Over the long term, systems like Bloomberg Vault can help optimize business processes and identify new opportunities, says Collet. As AI drives more decisions, the role of technologists in the organization will also change, notes Steven Hillion, chief product officer at Alpine Data, an advanced analytics platform for enterprises.
"IT's role is moving from one of data governance and security to one where they think about how data is delivered, how data provides insights into business operations, and how to operationalize those analytics into strategies that will positively impact the company," Hillion says.
It's been true since the industrial revolution: As technology replaces low-level workers, new jobs are created to service and improve that technology. AI is no different.

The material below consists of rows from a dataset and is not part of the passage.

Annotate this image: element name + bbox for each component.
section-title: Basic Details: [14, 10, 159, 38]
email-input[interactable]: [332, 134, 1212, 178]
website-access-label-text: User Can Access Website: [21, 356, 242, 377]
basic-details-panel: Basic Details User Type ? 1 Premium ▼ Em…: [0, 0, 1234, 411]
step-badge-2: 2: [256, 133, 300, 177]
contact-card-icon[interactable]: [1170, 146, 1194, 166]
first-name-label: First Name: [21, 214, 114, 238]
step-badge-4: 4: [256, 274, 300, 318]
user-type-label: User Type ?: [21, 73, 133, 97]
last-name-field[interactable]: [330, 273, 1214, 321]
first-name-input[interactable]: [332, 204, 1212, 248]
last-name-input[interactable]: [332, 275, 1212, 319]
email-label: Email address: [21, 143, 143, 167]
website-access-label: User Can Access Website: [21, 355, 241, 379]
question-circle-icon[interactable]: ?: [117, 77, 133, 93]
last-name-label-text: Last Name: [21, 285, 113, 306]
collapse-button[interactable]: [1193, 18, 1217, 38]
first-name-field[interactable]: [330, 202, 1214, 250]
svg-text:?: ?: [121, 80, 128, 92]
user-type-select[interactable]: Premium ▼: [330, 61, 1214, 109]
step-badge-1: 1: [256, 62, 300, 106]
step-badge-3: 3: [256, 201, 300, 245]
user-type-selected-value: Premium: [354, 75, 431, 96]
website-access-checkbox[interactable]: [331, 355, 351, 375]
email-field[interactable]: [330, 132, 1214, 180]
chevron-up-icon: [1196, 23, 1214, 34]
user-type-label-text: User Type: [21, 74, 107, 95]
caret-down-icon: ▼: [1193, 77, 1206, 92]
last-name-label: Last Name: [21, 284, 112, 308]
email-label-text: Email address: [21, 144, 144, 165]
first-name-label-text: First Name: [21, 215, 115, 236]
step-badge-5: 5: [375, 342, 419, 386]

"We live in a world where machines are going to continue to squeeze out humans," says Anant Jhingran, vice president and CTO of Apigee, a maker of intelligent API platforms. "That's definitely going to happen."
But AI is also likely to create new jobs. IPsoft's Crane says organizations may end up hiring digital compliance officers who can make sure systems like Amelia are making the right decisions, especially when it comes to regulatory issues. Organizations may also need a digital marketing officer who can come up with new ways to respond when Amelia detects that a customer is delighted and primed to spend money, adds Crane.
AI will put a lot more pressure on IT infrastructure, especially in the areas of data storage, memory, and compute power, says IBM's Crowder. But it'll also require existing tech pros to master new skills, such as the ability to integrate intelligent voice-enabled user interfaces into existing applications.
"There will be a huge demand for specialists who can 'teach' bots by designing for conversational UX," says Ilya Gelfenbeyn, CEO of Api.ai, a platform providing tools for building speech and text interfaces. "These bots will replace a large number of GUIs and act as interfaces for devices without screens, especially for the Internet of things."
Ultimately, the secret to survival in this brave new world is bringing AI to everything you create, says Jhingran.
"The more intelligence you build into your code, the more secure your job will be," he says. "If you bring intelligence into all code you write, you won't just be secure in your job, you'll be a superhero."